Galaxy models at the interface of theory and observations

In Sun et al. (2019), we aimed to develop a physically-motivated framework for extracting astrophysical information about the multi-phase ISM of galaxies from multi-tracer LIM data sets. Such a framework bridges the gap between (1) simple empirical scaling relations often used for LIM forecasts and (2) sophisticated numerical recipes for simulating the production of emission lines. We fit a semi-empirical prescription of the infrared spectral energy distribution to the observed angular anisotropy of the cosmic infrared background and leveraged the observed dust-to-gas ratio to derive physical properties of galaxy hosting halos, including the dust mass, gas mass, metallicity, etc. These quantities are then used to compute the luminosity of various target lines for LIM surveys, such as HI, CO, [NII], and [CII] lines, each tracing a different phase of the ISM. Synergies among these LIM measurements therefore provide valuable information for coarse-grain averaged properties of the ISM and their cosmic evolution.

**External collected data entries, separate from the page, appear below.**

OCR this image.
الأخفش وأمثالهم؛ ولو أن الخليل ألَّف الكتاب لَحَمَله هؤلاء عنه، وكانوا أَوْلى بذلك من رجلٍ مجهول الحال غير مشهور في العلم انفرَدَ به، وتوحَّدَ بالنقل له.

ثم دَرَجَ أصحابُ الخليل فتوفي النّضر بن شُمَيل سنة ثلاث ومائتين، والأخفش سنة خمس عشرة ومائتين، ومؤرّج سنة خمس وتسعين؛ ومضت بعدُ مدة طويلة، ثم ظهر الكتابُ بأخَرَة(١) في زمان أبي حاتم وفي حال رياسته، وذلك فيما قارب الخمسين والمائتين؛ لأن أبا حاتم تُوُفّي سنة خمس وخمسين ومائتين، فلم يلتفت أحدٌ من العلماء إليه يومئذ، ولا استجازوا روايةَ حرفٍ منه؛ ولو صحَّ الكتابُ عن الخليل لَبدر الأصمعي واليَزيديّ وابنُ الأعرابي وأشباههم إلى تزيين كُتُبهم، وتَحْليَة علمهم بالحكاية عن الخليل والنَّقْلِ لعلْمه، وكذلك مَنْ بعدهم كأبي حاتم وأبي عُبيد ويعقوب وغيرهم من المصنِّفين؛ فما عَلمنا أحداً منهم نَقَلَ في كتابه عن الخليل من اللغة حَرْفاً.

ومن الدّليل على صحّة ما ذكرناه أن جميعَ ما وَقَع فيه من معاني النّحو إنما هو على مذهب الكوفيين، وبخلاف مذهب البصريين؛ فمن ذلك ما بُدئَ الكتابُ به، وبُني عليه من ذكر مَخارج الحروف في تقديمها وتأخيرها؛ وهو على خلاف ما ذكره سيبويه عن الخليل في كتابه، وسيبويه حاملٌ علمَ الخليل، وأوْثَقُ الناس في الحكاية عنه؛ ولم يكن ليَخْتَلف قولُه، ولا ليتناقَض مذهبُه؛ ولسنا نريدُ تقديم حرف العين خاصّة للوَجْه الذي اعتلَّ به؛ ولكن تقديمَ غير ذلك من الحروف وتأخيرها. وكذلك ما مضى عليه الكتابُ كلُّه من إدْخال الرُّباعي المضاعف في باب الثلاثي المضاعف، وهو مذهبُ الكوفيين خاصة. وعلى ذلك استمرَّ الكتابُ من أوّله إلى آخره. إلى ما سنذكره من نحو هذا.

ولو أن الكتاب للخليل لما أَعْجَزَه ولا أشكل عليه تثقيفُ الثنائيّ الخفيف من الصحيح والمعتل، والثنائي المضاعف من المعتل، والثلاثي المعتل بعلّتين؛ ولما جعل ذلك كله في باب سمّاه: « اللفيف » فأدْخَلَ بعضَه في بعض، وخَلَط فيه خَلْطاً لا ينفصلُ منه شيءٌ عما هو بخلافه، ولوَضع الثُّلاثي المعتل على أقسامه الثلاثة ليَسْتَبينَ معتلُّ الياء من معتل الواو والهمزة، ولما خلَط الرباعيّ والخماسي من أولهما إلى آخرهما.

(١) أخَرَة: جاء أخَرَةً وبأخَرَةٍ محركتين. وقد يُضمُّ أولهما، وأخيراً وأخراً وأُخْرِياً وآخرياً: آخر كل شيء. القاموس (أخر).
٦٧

In Furlanetto et al. (2017), we develop a simple analytic model to describe z > 6 galaxies, an exciting population of galaxies being extensively studied by recent/ongoing/future deep near-infrared surveys by HST and JWST. The model builds on top of the assumption that galaxies grow through smooth accretion onto dark matter halos, which we describe by matching halo number density across redshift. It allows physically motivated extrapolation to earlier times and fainter luminosities, limited by choices of feedback parameters that can reasonably fit the galaxy data available. Such a “minimalist” framework helps us develop intuition for the range of expectations permitted by simple models of high-redshift galaxies that build on our understanding of “normal” galaxy evolution.